Nvidia has signed a non-exclusive licensing agreement with Groq to use its technology for accelerating artificial intelligence inference. The deal is valued at US$ 20 billion which underscores the growing importance of inference as AI systems move from training to large-scale deployment.
The agreement, finalized on December 24, 2025, gives Nvidia access to Groq’s low-latency inference technology designed to run trained AI models efficiently and at lower cost. Several Groq team members, including founder Jonathan Ross and president Sunny Madra, will join Nvidia to help integrate and scale the technology inside Nvidia’s platforms.
In a LinkedIn post, Jonathan Ross, Chief Software Architect, Nvidia, stated “I’ll be joining Nvidia to help integrate the licensed technology. GroqCloud will continue to operate without interruption.”
Groq will continue to operate as an independent company. Simon Edwards has been appointed Chief Executive Officer, and GroqCloud services are expected to remain available without interruption. The licensing arrangement is focused on scaling the underlying technology rather than absorbing Groq’s operations or customer base.
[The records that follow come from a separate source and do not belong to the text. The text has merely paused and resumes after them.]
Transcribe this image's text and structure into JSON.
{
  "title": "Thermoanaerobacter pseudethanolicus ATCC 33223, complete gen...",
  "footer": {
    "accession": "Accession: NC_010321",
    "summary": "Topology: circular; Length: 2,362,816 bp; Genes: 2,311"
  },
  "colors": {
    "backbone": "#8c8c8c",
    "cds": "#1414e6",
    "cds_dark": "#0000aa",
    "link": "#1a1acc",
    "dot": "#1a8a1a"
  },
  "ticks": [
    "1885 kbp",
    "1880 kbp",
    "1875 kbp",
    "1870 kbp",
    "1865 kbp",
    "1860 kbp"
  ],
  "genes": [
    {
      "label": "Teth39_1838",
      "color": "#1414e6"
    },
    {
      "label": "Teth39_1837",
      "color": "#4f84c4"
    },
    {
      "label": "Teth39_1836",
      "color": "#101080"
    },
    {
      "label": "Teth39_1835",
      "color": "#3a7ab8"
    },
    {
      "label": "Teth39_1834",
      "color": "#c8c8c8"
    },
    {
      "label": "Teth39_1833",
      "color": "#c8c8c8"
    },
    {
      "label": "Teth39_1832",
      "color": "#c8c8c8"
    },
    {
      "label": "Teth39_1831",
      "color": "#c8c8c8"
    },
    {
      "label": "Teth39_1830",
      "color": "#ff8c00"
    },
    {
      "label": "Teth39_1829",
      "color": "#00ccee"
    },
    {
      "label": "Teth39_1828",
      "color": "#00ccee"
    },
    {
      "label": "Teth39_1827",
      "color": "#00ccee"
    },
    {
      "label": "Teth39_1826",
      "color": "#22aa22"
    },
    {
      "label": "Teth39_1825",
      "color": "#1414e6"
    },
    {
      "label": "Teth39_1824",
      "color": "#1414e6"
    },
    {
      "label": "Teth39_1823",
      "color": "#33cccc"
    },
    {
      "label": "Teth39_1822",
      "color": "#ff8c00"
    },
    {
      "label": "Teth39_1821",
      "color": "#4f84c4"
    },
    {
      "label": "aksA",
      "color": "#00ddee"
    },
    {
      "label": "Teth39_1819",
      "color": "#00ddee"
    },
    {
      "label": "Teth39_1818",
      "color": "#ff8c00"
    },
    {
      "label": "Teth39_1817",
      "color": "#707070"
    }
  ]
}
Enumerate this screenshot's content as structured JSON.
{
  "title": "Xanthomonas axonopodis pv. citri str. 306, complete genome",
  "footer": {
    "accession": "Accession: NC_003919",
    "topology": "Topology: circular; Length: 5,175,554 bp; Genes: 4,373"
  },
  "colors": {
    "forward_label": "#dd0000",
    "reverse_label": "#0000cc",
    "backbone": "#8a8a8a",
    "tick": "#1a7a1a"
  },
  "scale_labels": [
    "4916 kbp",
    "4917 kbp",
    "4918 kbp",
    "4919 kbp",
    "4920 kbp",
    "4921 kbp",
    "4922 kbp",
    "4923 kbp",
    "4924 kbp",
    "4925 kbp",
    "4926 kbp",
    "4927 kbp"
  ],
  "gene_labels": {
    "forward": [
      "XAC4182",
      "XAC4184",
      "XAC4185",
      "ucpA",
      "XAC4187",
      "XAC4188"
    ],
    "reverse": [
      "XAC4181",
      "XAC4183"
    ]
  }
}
The phase where trained models generate responses to real-time requests, has become one of the most critical and cost-sensitive parts of the AI stack. While training large models requires enormous compute resources, inference determines whether those models can be deployed economically across products and enterprises. As AI adoption shifts from experimentation to production, demand for faster and more efficient inference has increased sharply.
Groq has concentrated on building processors optimized for deterministic, low-latency performance in real-time workloads. Nvidia, whose GPUs dominate AI training, has been working to strengthen its inference offering as customers prioritize reliability, throughput, and cost control at scale.
According to Silicon Angle, Nvidia CEO Jensen Huang has told employees that Groq’s technology will be integrated into Nvidia’s AI factory architecture. The goal is to expand the platform’s ability to handle a wider range of inference-heavy and real-time applications, complementing Nvidia’s existing training-focused infrastructure.